Introduction

Why Differential Equations?

Differential equations are the mathematical language of change. Any time a quantity evolves over time — populations, temperatures, voltages, positions — a differential equation describes it. They are the foundation of physics, engineering, biology, economics, and climate science.

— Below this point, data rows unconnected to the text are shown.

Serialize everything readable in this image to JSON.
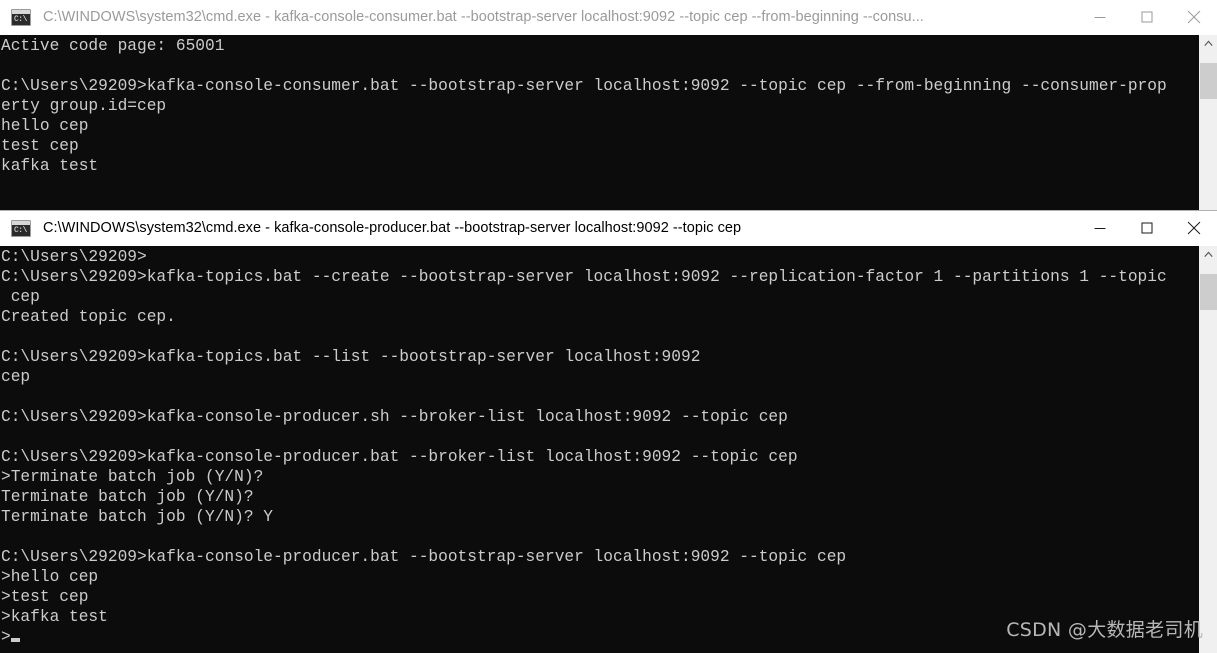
{
  "watermark": "CSDN @大数据老司机",
  "colors": {
    "console_bg": "#0c0c0c",
    "console_fg": "#cccccc",
    "titlebar_bg": "#ffffff",
    "title_active": "#000000",
    "title_inactive": "#9a9a9a",
    "scrollbar_track": "#f0f0f0",
    "scrollbar_thumb": "#cdcdcd"
  },
  "windows": [
    {
      "id": "consumer",
      "state": "inactive",
      "icon": "cmd-icon",
      "icon_glyph": "C:\\",
      "title": "C:\\WINDOWS\\system32\\cmd.exe - kafka-console-consumer.bat  --bootstrap-server localhost:9092 --topic cep --from-beginning --consu...",
      "buttons": {
        "minimize": "minimize-button",
        "maximize": "maximize-button",
        "close": "close-button"
      },
      "scrollbar": {
        "visible": true,
        "arrow": "scroll-up-arrow"
      },
      "lines": [
        "Active code page: 65001",
        "",
        "C:\\Users\\29209>kafka-console-consumer.bat --bootstrap-server localhost:9092 --topic cep --from-beginning --consumer-prop",
        "erty group.id=cep",
        "hello cep",
        "test cep",
        "kafka test"
      ]
    },
    {
      "id": "producer",
      "state": "active",
      "icon": "cmd-icon",
      "icon_glyph": "C:\\",
      "title": "C:\\WINDOWS\\system32\\cmd.exe - kafka-console-producer.bat  --bootstrap-server localhost:9092 --topic cep",
      "buttons": {
        "minimize": "minimize-button",
        "maximize": "maximize-button",
        "close": "close-button"
      },
      "scrollbar": {
        "visible": true,
        "arrow": "scroll-up-arrow"
      },
      "lines": [
        "C:\\Users\\29209>",
        "C:\\Users\\29209>kafka-topics.bat --create --bootstrap-server localhost:9092 --replication-factor 1 --partitions 1 --topic",
        " cep",
        "Created topic cep.",
        "",
        "C:\\Users\\29209>kafka-topics.bat --list --bootstrap-server localhost:9092",
        "cep",
        "",
        "C:\\Users\\29209>kafka-console-producer.sh --broker-list localhost:9092 --topic cep",
        "",
        "C:\\Users\\29209>kafka-console-producer.bat --broker-list localhost:9092 --topic cep",
        ">Terminate batch job (Y/N)?",
        "Terminate batch job (Y/N)?",
        "Terminate batch job (Y/N)? Y",
        "",
        "C:\\Users\\29209>kafka-console-producer.bat --bootstrap-server localhost:9092 --topic cep",
        ">hello cep",
        ">test cep",
        ">kafka test",
        ">"
      ],
      "cursor_on_last_line": true
    }
  ]
}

Physics -- Newton's laws, electromagnetism, quantum mechanics, fluid dynamics
Biology -- population dynamics, epidemics, neuron firing, gene expression
Engineering -- control systems, circuit design, structural mechanics
Finance -- Black-Scholes option pricing model

Numerical Methods

Most differential equations cannot be solved analytically. Instead, we approximate solutions numerically by taking small steps:

Euler's method -- the simplest approach: one step along the tangent line
Runge-Kutta 4 (RK4) -- the workhorse of scientific computing: 4 slope evaluations per step, dramatically more accurate

These two methods form the foundation for every numerical ODE solver in production use (SciPy, MATLAB, Julia's DifferentialEquations.jl).

What You Will Learn

This course teaches differential equations through code. Every concept is implemented from scratch in Python:

Numerical Methods -- Euler step, Euler integration, RK4 step, RK4 integration
First-Order Models -- Exponential decay, logistic growth, Newton's cooling law
Systems & Oscillations -- Vector Euler, simple harmonic motion, damped oscillator, Lotka-Volterra predator-prey
Applications -- SIR epidemic model, finding equilibria, stability analysis, Van der Pol oscillator

No external libraries needed — just pure Python arithmetic. Everything runs in your browser.